Anda di halaman 1dari 6

BAB V

TINJAUAN PUSTAKA

5.1. Definisi

Herpes zoster adalah infeksi viral kutaneus pada umumnya melibatkan kulit dengan
dermatom tunggal atau yang berdekatan.2 Herpes zoster merupakan hasil dari reaktivasi virus
varisela zoster yang memasuki saraf kutaneus selama episode awal chicken pox.2 Shingles
adalah nama lain dari herpes zoster 2 Virus ini tidak hilang tuntas dari tubuh setelah infeksi
primernya dalam bentuk varisela melainkan dorman pada sel ganglion dorsalis sistem saraf
sensoris yang kemudian pada saat tertentu mengalami reaktivasi dan bermanifestasi sebagai
herpes zoster.

5.2. Epidemiologi

Virus varicella zoster (VZV) menyebabkan infeksi primer yang dikenal dengan
varicella (cacar air). Virus kemudian bermigrasi dari lesi kulit melalui akson saraf dan,
mungkin juga oleh penyebaran viremik, ke ganglia sensorik tulang belakang dan nervus
kranialis dimana virus akan dorman. Kemudian pada beberapa individu virus diaktifkan
kembali (biasanya di dalam satu ganglion) untuk menyebabkan infeksi sekunder yang dikenal
dengan herpes zoster (HZ; herpes zoster). Individu dengan HZ dapat mentransmisikan VZV
melalui kontak dengan individu seronegatif , yang mungkin mengembangkan varicella, tapi
tidak HZ (Bloch and Johnson, 2012; Viner dkk. 2012). Tingkat transmisi rumah tangga HZ
(menyebabkan varicella) adalah 15%, sehingga secara signifikan lebih sedikit menular
daripada varicella namun tetap relevan dengan kontak berisiko (Schmid dan Juuman, 2010).
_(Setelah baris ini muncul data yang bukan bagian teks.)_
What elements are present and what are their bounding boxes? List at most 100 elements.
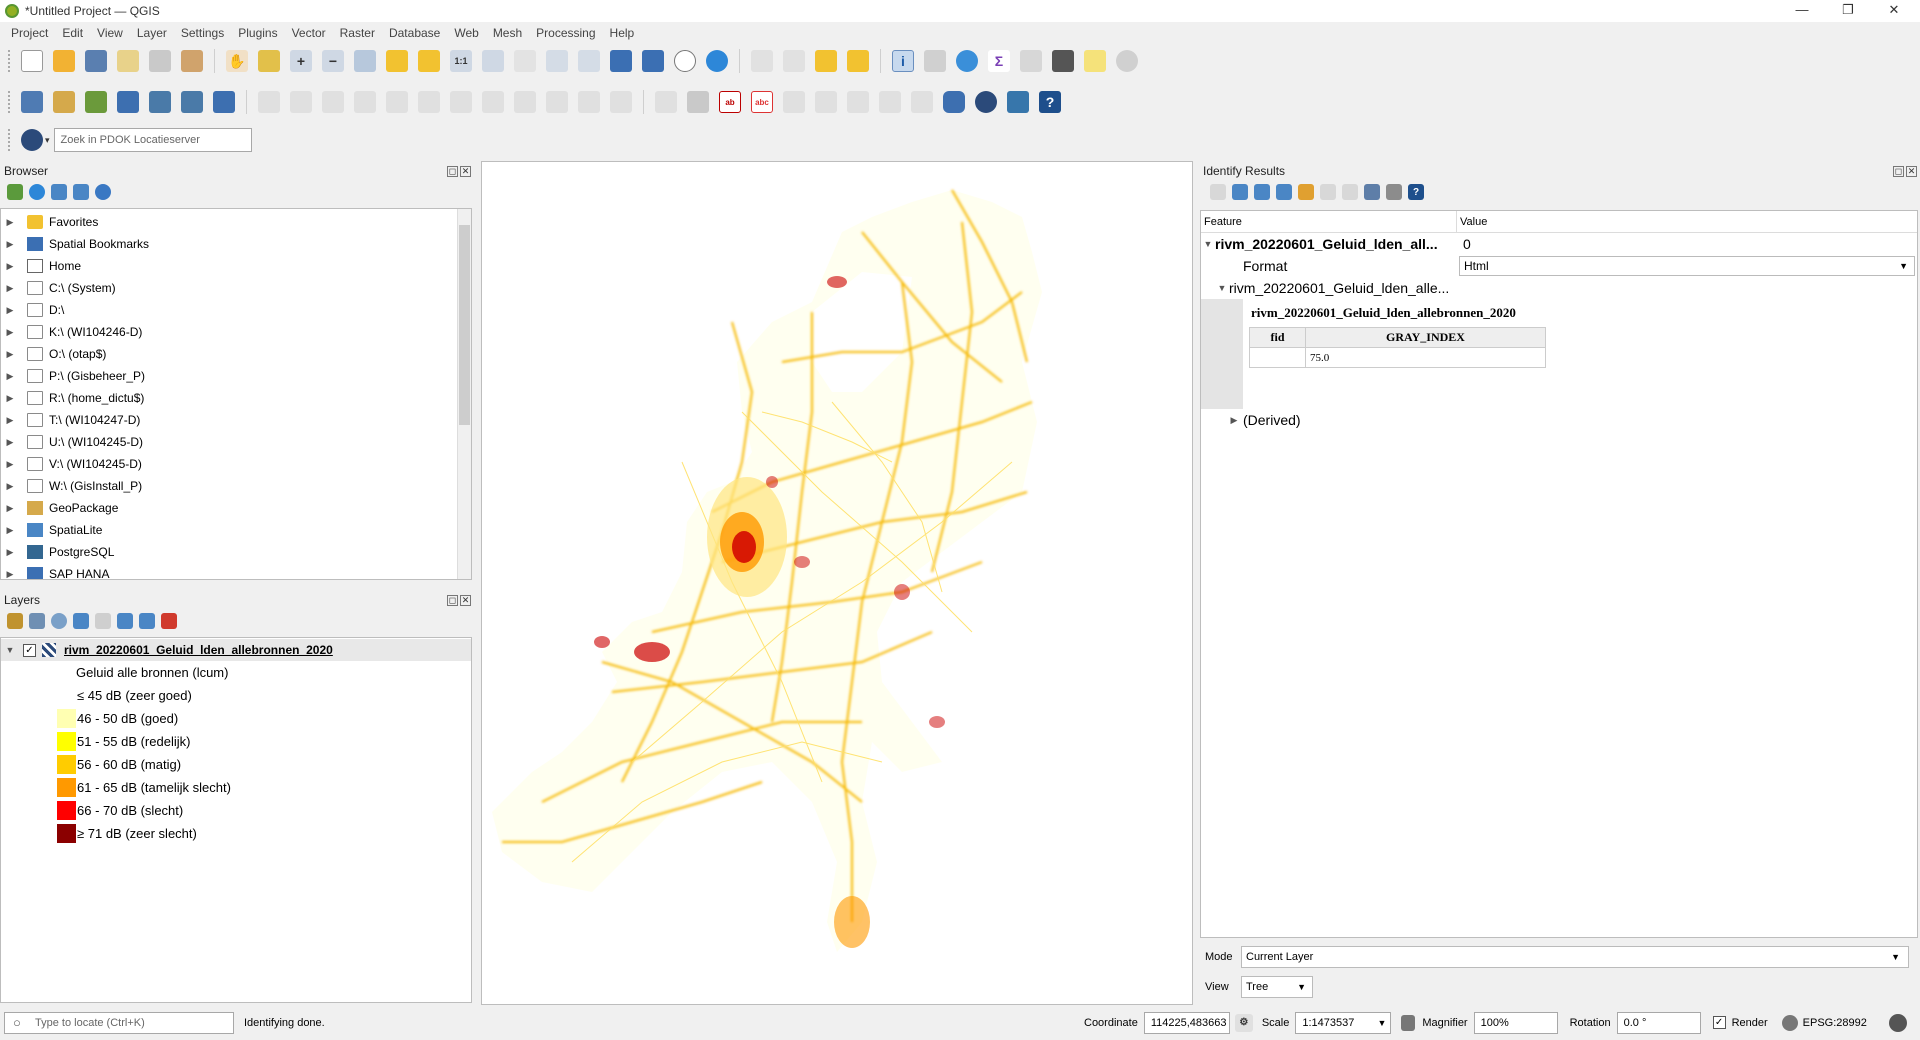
browser-item[interactable]: ▶ C:\ (System)	[1, 277, 471, 299]
legend-item[interactable]: ≥ 71 dB (zeer slecht)	[1, 822, 471, 845]
expand-arrow-icon[interactable]: ▶	[3, 437, 17, 448]
expand-arrow-icon[interactable]: ▶	[3, 525, 17, 536]
browser-item[interactable]: ▶ T:\ (WI104247-D)	[1, 409, 471, 431]
new-shapefile-layer-icon[interactable]	[85, 91, 107, 113]
collapse-arrow-icon[interactable]: ▼	[1201, 239, 1215, 249]
maximize-button[interactable]: ❐	[1826, 0, 1870, 22]
zoom-to-selection-icon[interactable]	[386, 50, 408, 72]
expand-arrow-icon[interactable]: ▶	[1227, 415, 1241, 426]
zoom-last-icon[interactable]	[482, 50, 504, 72]
expand-arrow-icon[interactable]: ▶	[3, 481, 17, 492]
coordinate-field[interactable]: 114225,483663	[1143, 1011, 1230, 1034]
open-field-calculator-icon[interactable]	[924, 50, 946, 72]
expand-arrow-icon[interactable]: ▶	[3, 283, 17, 294]
new-spatialite-layer-icon[interactable]	[117, 91, 139, 113]
manage-map-themes-icon[interactable]	[51, 613, 67, 629]
expand-arrow-icon[interactable]: ▶	[3, 569, 17, 580]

Lebih dari 95% individu imunokompeten yang berusia minimal 50 tahun adalah seropositif
untuk VZV dan berisiko terkena HZ. Imunitas yang dimediasi sel VZV menurun seiring usia
seiring dengan meningkatnya kejadian HZ dan komplikasinya yang terjadi pada usia sekitar
50 tahun (Helgason dkk. 2000). Risiko seumur hidup untuk mengembangkan HZ adalah
antara 25% dan 30%, meningkat menjadi 50% pada mereka yang berusia minimal 80 tahun.
Perkiraan rata-rata kejadian HZ keseluruhan adalah sekitar 3,4-4,82 per 1000 orang tahun
yang meningkat menjadi lebih dari 11 per 1000 orang tahun pada mereka yang berusia
minimal 80 tahun (Studahl et al. 2013; Yawn dan Gilden, 2013).

5.3. Patogenesis
Transmisi virus Varicella-Zoster virus (VZV) paling mudah melalui traktus
respiratorius, dimana replikasi virus terjadi umumnya pada nasopharynx. Hal ini akan
memicu proses migrasi sistem retikuloendotelial menuju tempat tersebut hingga
akhirnya terjadi suatu keadaan yang disebut viremia. Pada mulanya, viremia ini akan
bermanifestasi sebagai chicken pox (cacar air), dimana terdapat lesi kulit yang difus
dan dapat diverifikasi dengan kultur darah maupun polymerase chain reaction
(PCR)(Whitley, 2005).

Selama perjalanan dari varicella, VZV lewat melalui lesi di kulit dan
permukaan mukosa ke ujung saraf sensorik dan diangkut secara sentripetal
sampai serabut saraf sensorik ke ganglia sensoris. Di ganglia, virus membentuk
infeksi laten yang bertahan untuk hidup. Herpes zoster terjadi paling sering pada
dermatom dimana ruam varicella terbanyak yang diinervasi oleh saraf oftalmikus
dari ganglia sensoris trigeminal dari T1 ke L2(3)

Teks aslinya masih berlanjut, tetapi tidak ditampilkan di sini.